Qual é o seu objetivo?
O mais importante é que se assuma a partilha e a corresponsabilidade para a construção de uma nova sociedade, fraterna e mais justa. É esta consciência, lenta e progressiva, de que temos de mudar de mentalidade, de assumir uma corresponsabilidade e construir também a nossa própria segurança. Porque a segurança dos outros e dos pobres é também a nossa segurança.

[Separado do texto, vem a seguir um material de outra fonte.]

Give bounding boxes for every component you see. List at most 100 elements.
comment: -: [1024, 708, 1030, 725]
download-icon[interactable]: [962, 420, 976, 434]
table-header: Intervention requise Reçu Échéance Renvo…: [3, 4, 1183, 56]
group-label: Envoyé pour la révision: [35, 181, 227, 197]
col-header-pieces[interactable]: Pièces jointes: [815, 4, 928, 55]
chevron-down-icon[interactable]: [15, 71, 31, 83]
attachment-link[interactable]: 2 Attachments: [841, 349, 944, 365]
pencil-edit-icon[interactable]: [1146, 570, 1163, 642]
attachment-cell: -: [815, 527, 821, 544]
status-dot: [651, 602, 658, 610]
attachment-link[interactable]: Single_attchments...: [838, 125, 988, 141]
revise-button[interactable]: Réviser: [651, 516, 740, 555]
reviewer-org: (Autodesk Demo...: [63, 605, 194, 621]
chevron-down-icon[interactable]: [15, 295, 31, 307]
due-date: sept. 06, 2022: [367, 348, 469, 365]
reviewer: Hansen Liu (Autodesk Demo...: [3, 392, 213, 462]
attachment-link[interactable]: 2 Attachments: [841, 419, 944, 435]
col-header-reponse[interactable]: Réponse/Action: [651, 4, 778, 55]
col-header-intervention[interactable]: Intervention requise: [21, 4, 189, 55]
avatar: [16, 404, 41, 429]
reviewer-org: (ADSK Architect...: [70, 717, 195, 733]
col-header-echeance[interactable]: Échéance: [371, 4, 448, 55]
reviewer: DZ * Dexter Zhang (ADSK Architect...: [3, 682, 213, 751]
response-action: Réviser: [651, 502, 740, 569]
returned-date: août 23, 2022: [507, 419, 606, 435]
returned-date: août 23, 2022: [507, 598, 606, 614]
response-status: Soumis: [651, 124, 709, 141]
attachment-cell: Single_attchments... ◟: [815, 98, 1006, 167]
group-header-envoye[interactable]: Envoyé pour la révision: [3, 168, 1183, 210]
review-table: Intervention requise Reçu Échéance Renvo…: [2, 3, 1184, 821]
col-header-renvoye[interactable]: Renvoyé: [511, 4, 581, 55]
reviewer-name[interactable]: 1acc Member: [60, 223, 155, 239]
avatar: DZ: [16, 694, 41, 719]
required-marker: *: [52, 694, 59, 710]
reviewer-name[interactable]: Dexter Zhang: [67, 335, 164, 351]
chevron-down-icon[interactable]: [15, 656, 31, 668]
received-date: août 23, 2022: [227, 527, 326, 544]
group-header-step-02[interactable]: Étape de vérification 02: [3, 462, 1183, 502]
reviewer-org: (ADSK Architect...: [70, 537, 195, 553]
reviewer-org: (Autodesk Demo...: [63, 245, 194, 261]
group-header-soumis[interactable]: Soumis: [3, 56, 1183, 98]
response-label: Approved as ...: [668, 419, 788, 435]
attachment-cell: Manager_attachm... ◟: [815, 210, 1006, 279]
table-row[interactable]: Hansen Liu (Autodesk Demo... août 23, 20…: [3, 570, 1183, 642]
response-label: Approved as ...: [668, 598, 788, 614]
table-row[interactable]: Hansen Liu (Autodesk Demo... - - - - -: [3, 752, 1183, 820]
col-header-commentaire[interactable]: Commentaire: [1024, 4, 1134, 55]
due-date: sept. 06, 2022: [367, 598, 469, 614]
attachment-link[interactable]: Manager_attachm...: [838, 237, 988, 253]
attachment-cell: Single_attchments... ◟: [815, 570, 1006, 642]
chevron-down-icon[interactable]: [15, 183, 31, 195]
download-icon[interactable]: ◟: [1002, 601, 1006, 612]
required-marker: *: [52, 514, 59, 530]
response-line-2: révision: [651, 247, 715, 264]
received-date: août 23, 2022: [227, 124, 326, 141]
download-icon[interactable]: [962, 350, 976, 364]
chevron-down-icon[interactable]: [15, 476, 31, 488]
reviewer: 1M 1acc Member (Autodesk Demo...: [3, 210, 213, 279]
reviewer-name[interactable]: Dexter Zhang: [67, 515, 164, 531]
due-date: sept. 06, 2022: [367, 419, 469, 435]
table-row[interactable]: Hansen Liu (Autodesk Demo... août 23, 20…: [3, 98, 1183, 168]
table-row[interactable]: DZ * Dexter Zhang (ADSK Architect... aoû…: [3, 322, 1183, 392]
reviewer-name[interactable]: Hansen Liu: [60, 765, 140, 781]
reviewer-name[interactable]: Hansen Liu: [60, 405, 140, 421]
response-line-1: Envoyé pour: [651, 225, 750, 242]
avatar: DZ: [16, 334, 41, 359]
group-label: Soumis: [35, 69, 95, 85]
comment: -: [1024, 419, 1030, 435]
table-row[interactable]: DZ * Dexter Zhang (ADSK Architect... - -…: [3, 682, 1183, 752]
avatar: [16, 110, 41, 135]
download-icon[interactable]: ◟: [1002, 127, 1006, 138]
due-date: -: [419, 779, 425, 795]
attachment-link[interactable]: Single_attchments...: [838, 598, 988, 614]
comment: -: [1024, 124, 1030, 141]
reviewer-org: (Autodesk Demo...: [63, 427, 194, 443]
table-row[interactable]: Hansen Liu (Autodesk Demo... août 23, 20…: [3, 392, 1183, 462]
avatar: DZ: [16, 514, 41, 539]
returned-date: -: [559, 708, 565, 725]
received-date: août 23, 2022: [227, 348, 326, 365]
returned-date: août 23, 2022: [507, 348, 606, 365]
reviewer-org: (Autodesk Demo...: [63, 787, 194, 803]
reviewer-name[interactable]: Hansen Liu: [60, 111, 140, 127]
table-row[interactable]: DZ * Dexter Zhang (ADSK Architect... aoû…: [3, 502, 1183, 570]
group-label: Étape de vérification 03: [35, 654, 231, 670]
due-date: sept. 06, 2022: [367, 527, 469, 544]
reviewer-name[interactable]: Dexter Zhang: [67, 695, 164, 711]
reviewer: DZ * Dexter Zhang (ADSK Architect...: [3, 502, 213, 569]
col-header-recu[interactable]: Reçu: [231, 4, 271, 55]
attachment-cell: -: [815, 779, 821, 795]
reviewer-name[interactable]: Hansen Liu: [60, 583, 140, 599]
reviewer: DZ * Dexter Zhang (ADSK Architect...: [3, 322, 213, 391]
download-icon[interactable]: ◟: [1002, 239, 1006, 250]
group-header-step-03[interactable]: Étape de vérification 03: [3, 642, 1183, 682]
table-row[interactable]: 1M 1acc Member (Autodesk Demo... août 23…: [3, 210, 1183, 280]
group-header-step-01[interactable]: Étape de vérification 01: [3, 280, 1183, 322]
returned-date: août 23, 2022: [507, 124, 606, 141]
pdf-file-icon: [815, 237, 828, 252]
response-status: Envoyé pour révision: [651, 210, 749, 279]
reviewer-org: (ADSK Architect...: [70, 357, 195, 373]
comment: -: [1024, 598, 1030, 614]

O Cristo que a Igreja celebra e adora no altar é o mesmo que está esfarrapado na rua ou na criança abandonada a jogar à bola. É preciso não desvirtuar isto. "Tudo que fizeres ao teu irmão mais pequenino e mais pobre é a mim que o fazes". A fé cristã não pode deixar de identificar o Cristo místico, do altar, com o Cristo real, humano, vítima de situações da sociedade em que está inserido. A minha postura é a de servir, com a consciência de que sirvo a Deus servindo os irmãos.
Sei que muitos dizem: "eh pá, você tem menos devoções na igreja". Mas onde está a Igreja? A Igreja é a casa ou são as pessoas? São as pessoas! O templo vivo de Deus são as pessoas. Vamos fazer devoções a quem? Ao gato? Ou cuidar das pessoas diretamente e tratá-las?
"O assistencialismo humilha aqueles que recebem"
Não gosta das políticas assistencialistas...
É aqui que está o nó da questão. Admito que em momentos de crise se possa aceitar almofadas para que se evite violência e as pessoas que têm fome não morram de fome. Mas essa não é a solução para que se saia da miséria e desemprego. Mesmo vindo na forma de emergência social...
A Igreja tem a missão de amar o seu semelhante, como Cristo nos ama a nós. O amor aos outros é de partilha, não é de dar esmola. O cristão não está chamado a dar esmolas. O cristão está chamado a partilhar: quem tem duas túnicas, dê uma a quem não tem, quem tem casa, dê casa a quem não tem. Há aqui uma partilha efetiva. Donde, a Igreja não pode ficar sob a proteção do Estado e do dinheiro que recebe do Estado para os seus centros sociais ou de outras instituições ou até para a Caritas, ignorando a sua missão de identidade fundamental da sua credibilidade. A igreja não é uma sucursal do Estado.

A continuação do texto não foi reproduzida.